Pemilik nama lengkap Ramzan Akhmadovich Kadyrov itu mengatakan dalam video yang diunggah di media sosial pada Sabtu (26/2/2022), para pejuang Chechnya telah dikirim ke Ukraina dan belum ada yang menjadi korban.
“Sampai hari ini, menit ini, tidak ada satu korban jiwa pun atau terluka. Tidak seorang pun yang mengalami flu.

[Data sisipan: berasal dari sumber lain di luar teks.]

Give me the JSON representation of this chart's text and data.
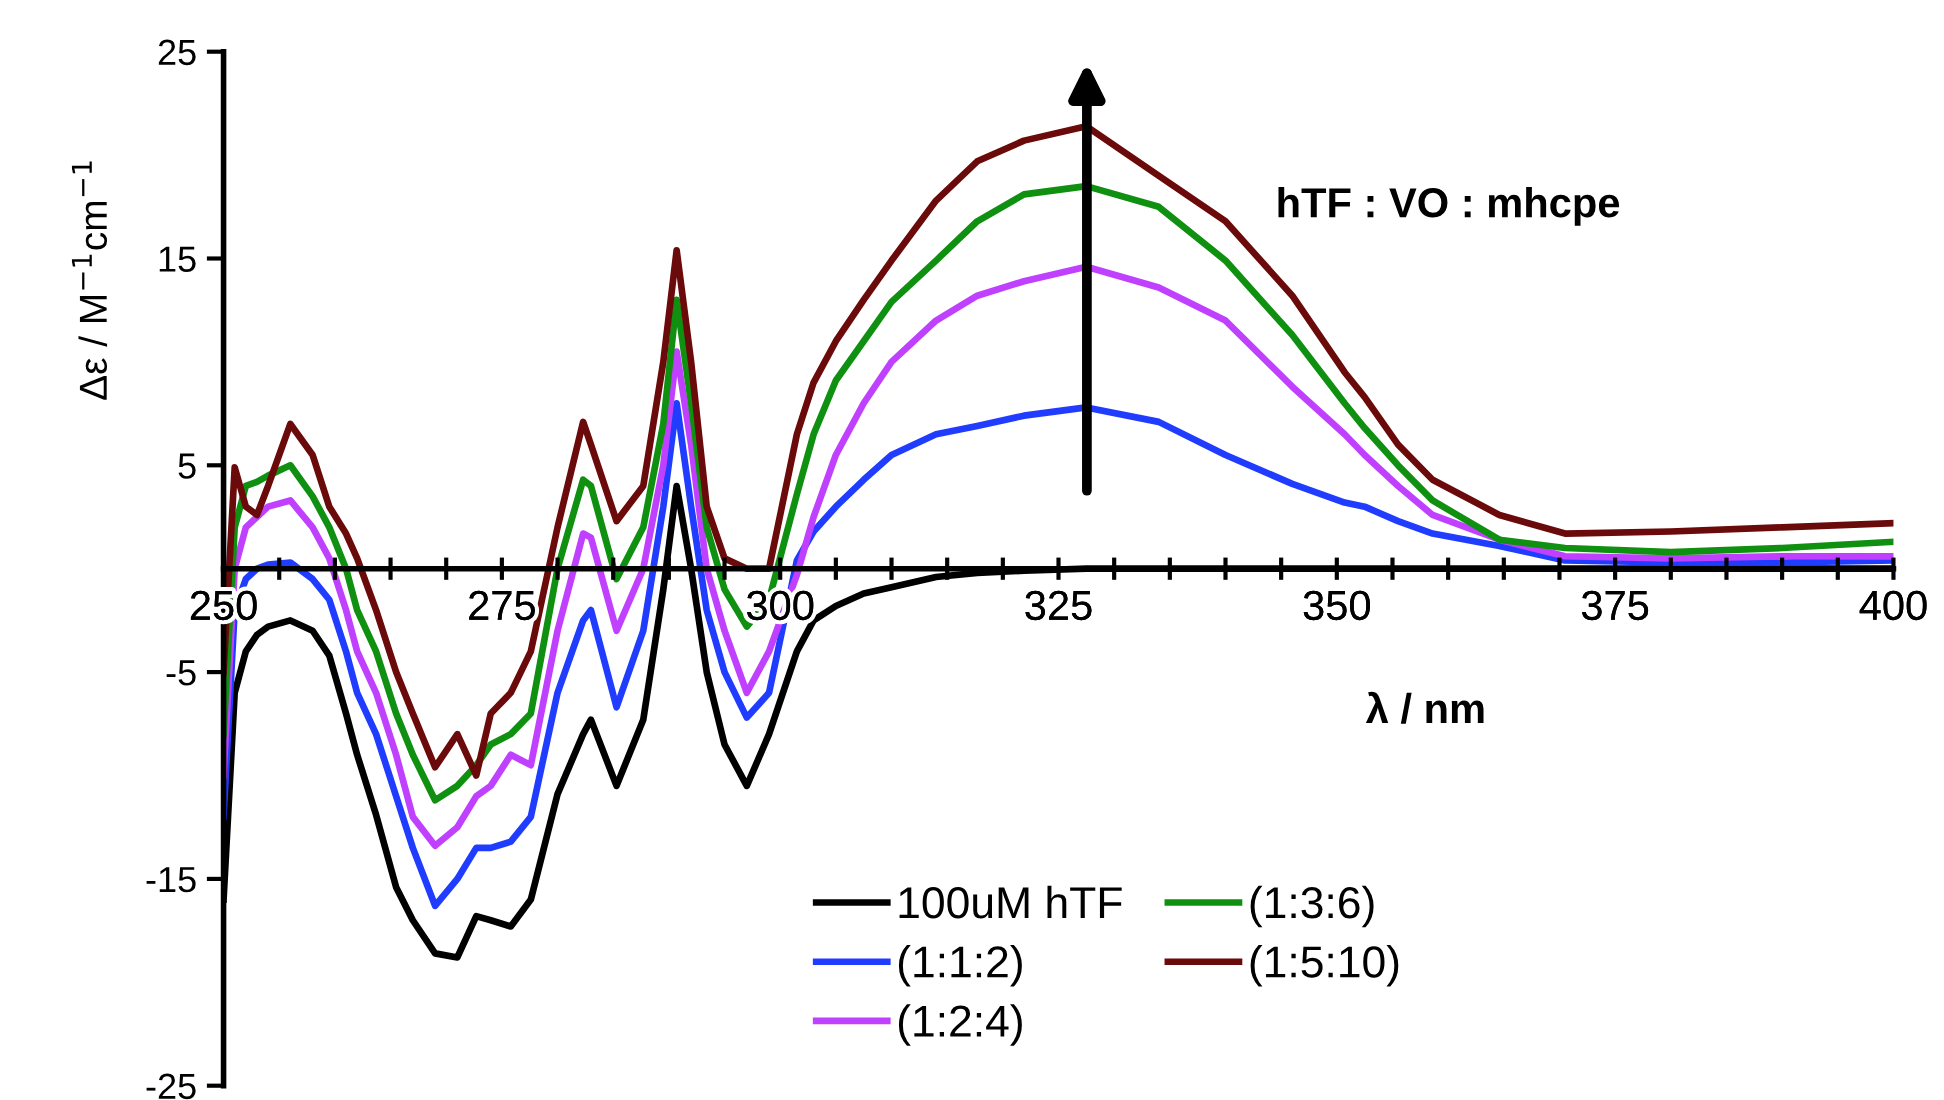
{
  "chart_data": {
    "type": "line",
    "xlabel": "λ / nm",
    "ylabel": "Δε / M$^{−1}$cm$^{−1}$",
    "annotations": [
      "hTF : VO : mhcpe"
    ],
    "x": [
      250,
      251,
      252,
      253,
      254,
      256,
      258,
      259.5,
      261,
      262,
      263.7,
      265.5,
      267,
      269,
      271,
      272.7,
      274,
      275.8,
      277.6,
      280,
      282.3,
      283,
      285.3,
      287.7,
      289.5,
      290.7,
      292,
      293.4,
      295,
      297,
      299,
      301.5,
      303,
      305,
      307.5,
      310,
      314,
      317.7,
      321.9,
      327.5,
      334,
      340,
      346,
      350.7,
      352.5,
      355.5,
      358.6,
      364.6,
      370.5,
      380,
      390,
      400
    ],
    "series": [
      {
        "name": "100uM hTF",
        "color": "#000000",
        "values": [
          -16,
          -6,
          -4,
          -3.2,
          -2.8,
          -2.5,
          -3,
          -4.2,
          -7,
          -9,
          -11.9,
          -15.4,
          -17,
          -18.6,
          -18.8,
          -16.8,
          -17,
          -17.3,
          -16,
          -10.9,
          -8,
          -7.3,
          -10.5,
          -7.3,
          -1,
          4,
          0,
          -5,
          -8.5,
          -10.5,
          -8,
          -4,
          -2.5,
          -1.8,
          -1.2,
          -0.9,
          -0.4,
          -0.2,
          -0.1,
          0,
          0,
          0,
          0,
          0,
          0,
          0,
          0,
          0,
          0,
          0,
          0,
          0
        ]
      },
      {
        "name": "(1:1:2)",
        "color": "#1f3cff",
        "values": [
          -12,
          -2,
          -0.5,
          0,
          0.2,
          0.3,
          -0.5,
          -1.5,
          -4,
          -6,
          -8,
          -11,
          -13.5,
          -16.3,
          -15,
          -13.5,
          -13.5,
          -13.2,
          -12,
          -6,
          -2.5,
          -2,
          -6.7,
          -3,
          3,
          8,
          3,
          -2,
          -5,
          -7.2,
          -6,
          0.4,
          1.8,
          3,
          4.3,
          5.5,
          6.5,
          6.9,
          7.4,
          7.8,
          7.1,
          5.5,
          4.1,
          3.2,
          3,
          2.3,
          1.7,
          1.1,
          0.4,
          0.3,
          0.3,
          0.4
        ]
      },
      {
        "name": "(1:2:4)",
        "color": "#c040ff",
        "values": [
          -10,
          0,
          2,
          2.5,
          3,
          3.3,
          2,
          0.5,
          -2,
          -4,
          -6,
          -9,
          -12,
          -13.4,
          -12.5,
          -11,
          -10.5,
          -9,
          -9.5,
          -3,
          1.7,
          1.5,
          -3,
          0,
          5,
          10.5,
          6,
          0,
          -3,
          -6,
          -4,
          -0.3,
          2.5,
          5.5,
          8,
          10,
          12,
          13.2,
          13.9,
          14.6,
          13.6,
          12,
          8.8,
          6.5,
          5.5,
          4,
          2.6,
          1.4,
          0.6,
          0.5,
          0.6,
          0.6
        ]
      },
      {
        "name": "(1:3:6)",
        "color": "#109010",
        "values": [
          -8,
          2,
          4,
          4.2,
          4.5,
          5,
          3.5,
          2,
          0,
          -2,
          -4,
          -7,
          -9,
          -11.2,
          -10.5,
          -9.5,
          -8.5,
          -8,
          -7,
          0,
          4.3,
          4,
          -0.5,
          2,
          7,
          13,
          8,
          2,
          -1,
          -2.8,
          -1.5,
          3.6,
          6.5,
          9.1,
          11,
          12.9,
          14.9,
          16.8,
          18.1,
          18.5,
          17.5,
          14.9,
          11.3,
          8,
          6.8,
          5,
          3.3,
          1.4,
          1,
          0.8,
          1,
          1.3
        ]
      },
      {
        "name": "(1:5:10)",
        "color": "#6b0a0a",
        "values": [
          -5,
          4.9,
          3,
          2.6,
          4,
          7,
          5.5,
          3,
          1.7,
          0.5,
          -2,
          -5,
          -7,
          -9.6,
          -8,
          -10,
          -7,
          -6,
          -4,
          2,
          7.1,
          6,
          2.3,
          4,
          10,
          15.4,
          10,
          3,
          0.5,
          0,
          0,
          6.5,
          9,
          11,
          13,
          14.9,
          17.8,
          19.7,
          20.7,
          21.4,
          19,
          16.8,
          13.2,
          9.5,
          8.3,
          6,
          4.3,
          2.6,
          1.7,
          1.8,
          2,
          2.2
        ]
      }
    ],
    "xlim": [
      250,
      400
    ],
    "ylim": [
      -25,
      25
    ],
    "xticks": [
      250,
      {
        "value": 255,
        "label": null
      },
      {
        "value": 260,
        "label": null
      },
      {
        "value": 265,
        "label": null
      },
      {
        "value": 270,
        "label": null
      },
      275,
      {
        "value": 280,
        "label": null
      },
      {
        "value": 285,
        "label": null
      },
      {
        "value": 290,
        "label": null
      },
      {
        "value": 295,
        "label": null
      },
      300,
      {
        "value": 305,
        "label": null
      },
      {
        "value": 310,
        "label": null
      },
      {
        "value": 315,
        "label": null
      },
      {
        "value": 320,
        "label": null
      },
      325,
      {
        "value": 330,
        "label": null
      },
      {
        "value": 335,
        "label": null
      },
      {
        "value": 340,
        "label": null
      },
      {
        "value": 345,
        "label": null
      },
      350,
      {
        "value": 355,
        "label": null
      },
      {
        "value": 360,
        "label": null
      },
      {
        "value": 365,
        "label": null
      },
      {
        "value": 370,
        "label": null
      },
      375,
      {
        "value": 380,
        "label": null
      },
      {
        "value": 385,
        "label": null
      },
      {
        "value": 390,
        "label": null
      },
      {
        "value": 395,
        "label": null
      },
      400
    ],
    "yticks": [
      -25,
      -15,
      -5,
      5,
      15,
      25
    ],
    "grid": false,
    "legend": "bottom",
    "line_style": "solid"
  }
}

Presiden (Putin) mengambil keputusan yang tepat dan kami akan melaksanakan perintahnya dalam kondisi apa pun,” kata Kadyrov, menepis pernyataan dari beberapa sumber Ukraina bahwa ada pasukannya yang tewas.
Kadyrov kerap menyebut dirinya sebagai kaki tangan Putin dan perkataannya seolah penyambung lidah pemimpin Rusia itu.
Tidak heran, ini bukan kali pertama Kadyrov mengerahkan pasukan ke luar negeri untuk membantu pasukan Putin. Dia juga mengirim pasukan untuk mendukung operasi militer Rusia ke Suriah dan Georgia.